We share that leaning into adventure.
If women want to stake their tents and stay, it is the man who is always grousing around the campfire because he knows only too well he is putting down roots and is discomfited by a knowledge of self as well as place.
He must be up and going, off and gone, long before dawn.
The wise woman drags after the absolute fool. It is man, not woman, who claims he climbs Everest ‘because it is there’. An insufficient reason, if I ever heard one.
A better one, that Verne implies is, we go there because we are nearer the stars, and if we reach the stars, one day, we will be immortal. I think this is all submerged in Verne. I risk criticism for bringing it out. What is the use of life if it isn’t immortal? The rage to live underlies everything Verne says and does. And to live at the top of one’s blood, heart, soul, and breath. Verne’s gift to us is the best: he makes us want to live forever. And we shall do so, one year, because he lifted our spirits in Le Géant in which he flew over France in a basket filled with liquid spirits, spiced chicken and, one hopes, an occasional female.
Which is why, of course, Verne is suspect among not all but many intellectuals. Life is too serious to be taken frivolously, they say. No, says Verne, life is too serious to be taken seriously. Life can be won with a good heart, high fevers and walked with tons instead of pounds of invisible flesh. He died not knowing his fame beyond century’s end, stamping and stamping and stamping the United States customs in.

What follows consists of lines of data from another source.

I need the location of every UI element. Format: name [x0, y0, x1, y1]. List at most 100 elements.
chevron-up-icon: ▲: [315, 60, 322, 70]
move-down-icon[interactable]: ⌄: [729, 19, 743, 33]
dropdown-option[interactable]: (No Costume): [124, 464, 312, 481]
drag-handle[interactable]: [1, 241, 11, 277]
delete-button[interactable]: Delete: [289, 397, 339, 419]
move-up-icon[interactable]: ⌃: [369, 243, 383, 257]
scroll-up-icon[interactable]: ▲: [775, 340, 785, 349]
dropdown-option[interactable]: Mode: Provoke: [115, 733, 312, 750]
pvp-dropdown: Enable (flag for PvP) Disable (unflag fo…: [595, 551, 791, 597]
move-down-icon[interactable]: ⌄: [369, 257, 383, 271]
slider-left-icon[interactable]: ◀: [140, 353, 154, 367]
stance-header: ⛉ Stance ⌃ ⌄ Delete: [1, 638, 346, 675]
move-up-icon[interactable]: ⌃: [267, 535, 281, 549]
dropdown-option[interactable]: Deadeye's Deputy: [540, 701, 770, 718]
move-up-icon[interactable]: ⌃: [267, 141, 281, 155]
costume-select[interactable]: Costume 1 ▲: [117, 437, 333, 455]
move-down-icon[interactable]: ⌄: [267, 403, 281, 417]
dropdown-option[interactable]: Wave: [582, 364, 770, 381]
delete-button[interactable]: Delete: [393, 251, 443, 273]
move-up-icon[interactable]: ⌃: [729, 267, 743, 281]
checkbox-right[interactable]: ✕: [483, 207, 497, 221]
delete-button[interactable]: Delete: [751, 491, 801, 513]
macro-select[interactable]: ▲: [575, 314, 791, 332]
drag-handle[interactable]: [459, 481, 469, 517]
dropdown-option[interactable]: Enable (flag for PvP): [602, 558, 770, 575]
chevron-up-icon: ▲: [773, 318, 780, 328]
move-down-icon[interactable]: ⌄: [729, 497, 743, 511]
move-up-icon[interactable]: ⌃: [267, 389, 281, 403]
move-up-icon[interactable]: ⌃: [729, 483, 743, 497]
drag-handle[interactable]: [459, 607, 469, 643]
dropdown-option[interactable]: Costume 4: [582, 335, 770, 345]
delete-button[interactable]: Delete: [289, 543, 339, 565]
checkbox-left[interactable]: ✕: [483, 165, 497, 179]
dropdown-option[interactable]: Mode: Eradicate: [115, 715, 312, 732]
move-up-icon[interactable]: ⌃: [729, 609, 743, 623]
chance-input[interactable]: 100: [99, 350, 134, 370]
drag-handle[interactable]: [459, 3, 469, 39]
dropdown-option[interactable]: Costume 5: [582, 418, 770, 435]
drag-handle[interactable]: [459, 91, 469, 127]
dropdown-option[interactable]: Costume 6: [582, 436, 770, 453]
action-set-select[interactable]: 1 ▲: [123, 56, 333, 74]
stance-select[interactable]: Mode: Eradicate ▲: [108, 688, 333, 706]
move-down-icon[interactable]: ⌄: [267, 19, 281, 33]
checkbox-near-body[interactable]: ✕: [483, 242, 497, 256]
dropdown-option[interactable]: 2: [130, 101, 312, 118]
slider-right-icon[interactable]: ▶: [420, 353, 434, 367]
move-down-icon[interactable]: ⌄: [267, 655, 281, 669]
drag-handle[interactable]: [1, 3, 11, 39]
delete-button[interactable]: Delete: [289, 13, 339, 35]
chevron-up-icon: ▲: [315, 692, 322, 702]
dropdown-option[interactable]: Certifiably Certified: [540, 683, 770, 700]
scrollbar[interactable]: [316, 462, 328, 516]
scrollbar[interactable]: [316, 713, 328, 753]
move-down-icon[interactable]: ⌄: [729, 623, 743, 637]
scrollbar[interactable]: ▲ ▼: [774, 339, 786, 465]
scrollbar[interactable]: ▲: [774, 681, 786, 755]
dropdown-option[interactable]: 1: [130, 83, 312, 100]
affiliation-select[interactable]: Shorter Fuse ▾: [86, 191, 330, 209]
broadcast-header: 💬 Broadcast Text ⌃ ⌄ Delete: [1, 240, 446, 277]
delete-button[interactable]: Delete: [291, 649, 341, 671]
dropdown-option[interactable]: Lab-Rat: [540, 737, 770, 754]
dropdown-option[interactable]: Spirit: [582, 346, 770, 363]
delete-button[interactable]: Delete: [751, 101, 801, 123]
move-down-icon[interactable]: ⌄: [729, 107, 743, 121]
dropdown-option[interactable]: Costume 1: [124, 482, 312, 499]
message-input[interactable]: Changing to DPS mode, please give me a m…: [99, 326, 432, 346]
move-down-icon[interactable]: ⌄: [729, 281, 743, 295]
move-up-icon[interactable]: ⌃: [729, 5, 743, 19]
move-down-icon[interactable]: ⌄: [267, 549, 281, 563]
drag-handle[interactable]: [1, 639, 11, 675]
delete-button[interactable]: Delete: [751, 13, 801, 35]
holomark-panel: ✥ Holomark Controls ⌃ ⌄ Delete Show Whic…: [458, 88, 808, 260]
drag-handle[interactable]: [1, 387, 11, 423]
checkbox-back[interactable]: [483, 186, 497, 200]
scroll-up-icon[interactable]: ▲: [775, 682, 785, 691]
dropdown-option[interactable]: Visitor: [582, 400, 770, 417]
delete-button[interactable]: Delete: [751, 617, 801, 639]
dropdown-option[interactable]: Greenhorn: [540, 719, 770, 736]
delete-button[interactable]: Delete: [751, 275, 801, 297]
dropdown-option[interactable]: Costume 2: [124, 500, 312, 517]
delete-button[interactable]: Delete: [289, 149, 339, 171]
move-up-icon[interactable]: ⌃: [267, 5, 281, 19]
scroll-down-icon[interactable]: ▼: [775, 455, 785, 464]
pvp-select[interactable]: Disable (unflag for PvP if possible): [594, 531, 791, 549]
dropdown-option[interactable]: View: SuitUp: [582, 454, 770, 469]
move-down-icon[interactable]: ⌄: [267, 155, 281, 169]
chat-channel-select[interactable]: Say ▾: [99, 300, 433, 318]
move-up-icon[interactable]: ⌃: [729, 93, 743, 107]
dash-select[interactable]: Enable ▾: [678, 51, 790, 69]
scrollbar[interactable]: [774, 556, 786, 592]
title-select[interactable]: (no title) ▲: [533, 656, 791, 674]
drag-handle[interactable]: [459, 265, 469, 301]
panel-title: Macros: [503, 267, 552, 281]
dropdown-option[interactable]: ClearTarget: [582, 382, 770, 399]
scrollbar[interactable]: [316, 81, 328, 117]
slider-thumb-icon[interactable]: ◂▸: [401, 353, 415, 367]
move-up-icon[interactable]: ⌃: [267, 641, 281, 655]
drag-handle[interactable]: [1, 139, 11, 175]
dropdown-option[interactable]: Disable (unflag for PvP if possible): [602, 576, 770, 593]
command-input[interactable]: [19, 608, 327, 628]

Verne, contrarily, as Butcher proves in chapter after chapter, died in the midst of families. His own, with its lights and darks, but more important the world’s and all those young locomotive, diving-bell, cloud-staring men who would almost rather stoke engines in lieu of exasperated fiancées and wives.
Resultantly, he has never died. His family on his last day, was immense, and remains so.
We young romantics who once read Tarzan have found that Burroughs was for our boyhood jungle years and can not be revisited.
Verne, when we sit at his feet, remains our technological St. Nicholas, dispensing old gifts made freshly new on turning a page.
When I made a brief appearance on apostrophes the leading intellectual French television hour, 11 years ago, I found myself in a squabbling hen-yard of pontiffs mewing and muttering about Verne’s this, that, and t’other, with some homosexual innuendos tossed in to spoil the hour. In the midst of the exchange I advised everyone to be quiet.
‘Gentlemen’, I said, ‘you want to talk about the ants. I wish to talk about the Elephant’.
I went on to say what I have said early on in this preface. Without Verne there is a strong possibility we would never have romanced ourselves to the Moon. His immortal dust should be divided in separate and equal parts to be lodged in that first footprint on the Moon, and tossed to the winds that blow across that great Martian ravine that can hide our continental United States and swallow our imaginations.
It is only appropriate then that William Butcher comes at Jules Verne from just about every angle one can image. There are ants aplenty at his picnic. But in the main he skins and mounts the pachyderm without making it resemble the nine different kinds of animal described by those blind men of India.